A los más de 300 efectivos que trabajan en el rescate de Julen la presión y el trabajo sin descanso les pasan factura. Para ellos es importante tener atención psicológica.

"Intentamos pasarnos por allí, ver qué necesidades tienen, que se desahoguen un poco, porque es una situación tensa para todos", explica Francisca Ruiz Moreno, vicedecana del Colegio de Psicólogos de Málaga.

Una vez terminado su turno de trabajo, varios psicólogos, en grupos de dos y turnos de unas seis horas, trabajan con ellos.

"Nuestra intervención es de entre 48 y 72 horas, pero en este caso se están alargando por las circunstancias", dice la vicedecana.

Unas circunstancias excepcionales que también afectan a los propios sanitarios.

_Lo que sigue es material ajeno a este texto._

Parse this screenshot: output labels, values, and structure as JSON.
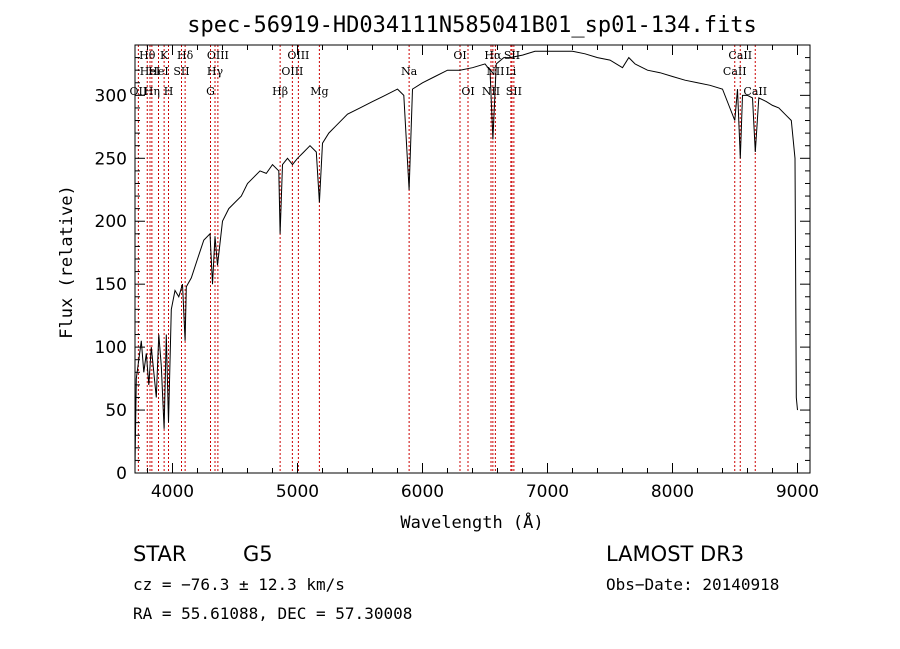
{
  "chart_data": {
    "type": "line",
    "title": "spec-56919-HD034111N585041B01_sp01-134.fits",
    "xlabel": "Wavelength (Å)",
    "ylabel": "Flux (relative)",
    "xlim": [
      3700,
      9100
    ],
    "ylim": [
      0,
      340
    ],
    "xticks": [
      4000,
      5000,
      6000,
      7000,
      8000,
      9000
    ],
    "yticks": [
      0,
      50,
      100,
      150,
      200,
      250,
      300
    ],
    "xtick_labels": [
      "4000",
      "5000",
      "6000",
      "7000",
      "8000",
      "9000"
    ],
    "ytick_labels": [
      "0",
      "50",
      "100",
      "150",
      "200",
      "250",
      "300"
    ],
    "grid": false,
    "line_color": "#000000",
    "marker_color": "#cc0000",
    "series": [
      {
        "name": "spectrum",
        "x": [
          3700,
          3710,
          3730,
          3750,
          3770,
          3790,
          3810,
          3830,
          3850,
          3870,
          3890,
          3910,
          3933,
          3950,
          3968,
          3990,
          4020,
          4050,
          4080,
          4101,
          4110,
          4150,
          4200,
          4250,
          4300,
          4320,
          4340,
          4360,
          4400,
          4450,
          4500,
          4550,
          4600,
          4650,
          4700,
          4750,
          4800,
          4850,
          4861,
          4880,
          4920,
          4960,
          5000,
          5050,
          5100,
          5150,
          5175,
          5200,
          5250,
          5300,
          5400,
          5500,
          5600,
          5700,
          5800,
          5850,
          5893,
          5920,
          6000,
          6100,
          6200,
          6300,
          6400,
          6500,
          6540,
          6563,
          6590,
          6650,
          6700,
          6800,
          6900,
          7000,
          7100,
          7200,
          7300,
          7400,
          7500,
          7600,
          7650,
          7700,
          7800,
          7900,
          8000,
          8100,
          8200,
          8300,
          8400,
          8498,
          8520,
          8542,
          8560,
          8600,
          8640,
          8662,
          8690,
          8750,
          8800,
          8850,
          8900,
          8950,
          8980,
          8990,
          9000
        ],
        "y": [
          5,
          75,
          90,
          105,
          80,
          95,
          70,
          100,
          80,
          60,
          110,
          85,
          35,
          110,
          40,
          130,
          145,
          140,
          150,
          105,
          148,
          155,
          170,
          185,
          190,
          150,
          188,
          165,
          200,
          210,
          215,
          220,
          230,
          235,
          240,
          238,
          245,
          240,
          190,
          245,
          250,
          245,
          250,
          255,
          260,
          255,
          215,
          262,
          270,
          275,
          285,
          290,
          295,
          300,
          305,
          300,
          225,
          305,
          310,
          315,
          320,
          320,
          322,
          325,
          320,
          265,
          325,
          330,
          330,
          332,
          335,
          335,
          335,
          335,
          333,
          330,
          328,
          322,
          330,
          325,
          320,
          318,
          315,
          312,
          310,
          308,
          305,
          280,
          305,
          250,
          300,
          300,
          298,
          255,
          298,
          295,
          292,
          290,
          285,
          280,
          250,
          60,
          50
        ]
      }
    ],
    "lines": [
      {
        "w": 3727,
        "label": "OII",
        "row": 3
      },
      {
        "w": 3798,
        "label": "Hθ",
        "row": 1
      },
      {
        "w": 3820,
        "label": "HeI",
        "row": 2
      },
      {
        "w": 3835,
        "label": "Hη",
        "row": 3
      },
      {
        "w": 3888,
        "label": "HeI",
        "row": 2
      },
      {
        "w": 3933,
        "label": "K",
        "row": 1
      },
      {
        "w": 3968,
        "label": "H",
        "row": 3
      },
      {
        "w": 4072,
        "label": "SII",
        "row": 2
      },
      {
        "w": 4101,
        "label": "Hδ",
        "row": 1
      },
      {
        "w": 4304,
        "label": "G",
        "row": 3
      },
      {
        "w": 4340,
        "label": "Hγ",
        "row": 2
      },
      {
        "w": 4363,
        "label": "OIII",
        "row": 1
      },
      {
        "w": 4861,
        "label": "Hβ",
        "row": 3
      },
      {
        "w": 4959,
        "label": "OIII",
        "row": 2
      },
      {
        "w": 5007,
        "label": "OIII",
        "row": 1
      },
      {
        "w": 5175,
        "label": "Mg",
        "row": 3
      },
      {
        "w": 5893,
        "label": "Na",
        "row": 2
      },
      {
        "w": 6300,
        "label": "OI",
        "row": 1
      },
      {
        "w": 6364,
        "label": "OI",
        "row": 3
      },
      {
        "w": 6548,
        "label": "NII",
        "row": 3
      },
      {
        "w": 6563,
        "label": "Hα",
        "row": 1
      },
      {
        "w": 6583,
        "label": "NII",
        "row": 2
      },
      {
        "w": 6707,
        "label": "Li",
        "row": 2
      },
      {
        "w": 6716,
        "label": "SII",
        "row": 1
      },
      {
        "w": 6731,
        "label": "SII",
        "row": 3
      },
      {
        "w": 8498,
        "label": "CaII",
        "row": 2
      },
      {
        "w": 8542,
        "label": "CaII",
        "row": 1
      },
      {
        "w": 8662,
        "label": "CaII",
        "row": 3
      }
    ]
  },
  "info": {
    "object_class": "STAR",
    "subclass": "G5",
    "survey": "LAMOST DR3",
    "redshift": "cz = −76.3 ± 12.3 km/s",
    "obs_date": "Obs−Date: 20140918",
    "coords": "RA =  55.61088, DEC =  57.30008"
  }
}
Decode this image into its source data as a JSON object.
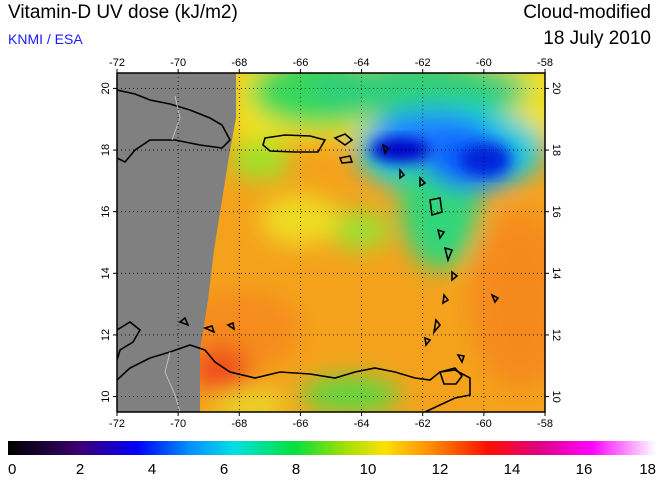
{
  "header": {
    "title": "Vitamin-D UV dose (kJ/m2)",
    "source": "KNMI / ESA",
    "product": "Cloud-modified",
    "date": "18 July 2010"
  },
  "map": {
    "lon_ticks": [
      "-72",
      "-70",
      "-68",
      "-66",
      "-64",
      "-62",
      "-60",
      "-58"
    ],
    "lat_ticks": [
      "10",
      "12",
      "14",
      "16",
      "18",
      "20"
    ],
    "lon_range": [
      -72,
      -58
    ],
    "lat_range": [
      9.5,
      20.5
    ],
    "no_data_color": "#808080"
  },
  "colorbar": {
    "labels": [
      "0",
      "2",
      "4",
      "6",
      "8",
      "10",
      "12",
      "14",
      "16",
      "18"
    ],
    "range": [
      0,
      18
    ]
  }
}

Ellos siguen una serie de protocolos para evitar el mayor desgaste posible.

Ruiz Moreno explica que "realizan reuniones grupales diarias para ventilar y descargar", pero los avances que se dan diariamente en el rescate de Julen dificultan aún más su labor.

"Nos tenemos que ir adaptando ante las nuevas noticias que pueden cambiar el estado de ánimo", señala.

Unos cambios a los que también se tienen que adaptar los familiares del pequeño, independientemente del desenlace del rescate. Solo el tiempo les podrá ayudar a convivir con lo ocurrido. "Estas situaciones nunca se olvidan, solo se puede aprender a convivir con ello y a superarlo", concluye la psicóloga.